Racism In A Nutshell

How often have you walked around thinking about an issue, thinking how helpful it would be if you could only articulate those thoughts? And, one day, you pick up a book and find that the author has spoken for you, clearly defined those issues and provided a history that explains the causes of your disquietude? George Lipsitz has done just that in "The Possessive Investment In Whiteness... ." Why is affirmative action under attack and by whom? How do Euro-Americans benefit from skin privilege whether they are racist or not? Why is California "the Mississippi of the 1990s"? What was the real agenda of Mr. Bakke in launching a legal battle against "reverse racism"? Who was Bill Moore? What are the roles of Clarence Thomas and Ward Callender in claiming and perpetuating a conservative agenda that supports skin privilege? Lipsitz answers these questions and more. While Lipsitz speaks from a decidedly liberal stance, he supports each of his contentions with a shopping list of facts to support them.This is a valuable contribution to American discourse on the issue of race and how it affects, still, American society. More importantly, it is one of the few books I have read that seems intended for the education of Euro-Americans who, as Lipsitz makes clear, are also victims of racism and can only benefit from its elimination as well as the elimination of benefits based solely or largely, and certainly historically, upon skin privilege. But how can institutionalized racism that permeates the entire history of this country be fought? The first step must be to recognize what the possessive investment in whiteness is and why and how it is perpetuated. Lipsitz has offered a remarkable primer for that first step to every American citizen who longs for the day that we will all be, truly, just Americans who are judged only by the content of our character.

Just Excellent

I can't disagree more with the negative reviews of this book. I found it to be thorough, nuanced, and thought provoking. Lipsitz's thesis about the possessive investment in whiteness is an intriguing one and frames the issue of whiteness is a helpful manner. Particularly impressive to me is the range of his work, which truly meets the challenge to do interdisciplinary work (a challenge that we too often fail at or neglect). He incorporates and integrates analyses of the economy, of the law (such as housing law) and policy with studies of culture and the media. Dozens of books have been published under the rubric of "whiteness studies" in the past decade (some of it of mediocre quality). This book, though, should go on the "must read" list of anyone interested in this growing field.

An eloquent examination of American racial identity.

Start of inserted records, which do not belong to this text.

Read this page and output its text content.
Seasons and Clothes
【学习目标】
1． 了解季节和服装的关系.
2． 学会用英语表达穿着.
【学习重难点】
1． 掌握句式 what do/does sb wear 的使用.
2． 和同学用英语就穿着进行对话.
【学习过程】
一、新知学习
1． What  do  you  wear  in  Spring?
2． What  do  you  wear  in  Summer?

Professor Lipsitz has written non-fiction that reads like a novel about America's most unfortunate issue. He wastes no time in declaring that "Whiteness has a cash value..." He skillfully takes the reader through an economic, historic and psychological saga that demonstrates the value of white identity in a variety of areas. What makes this book so interesting is that Professor Lipsitz goes beyond the black/white binary. He pays particular attention to European immigrants who were initially not part of "white" society until it served a purpose. Discussions on Asian and Latino Americans are informative and fresh. He is fearless in his discussion of white supremacy/privilege and throws a huge monkey wrench into the debate surrounding so-called affirmative action. This book is a must read for anyone starting an investigtion into the new discipline of White Studies or as a adjunct to Black Studies.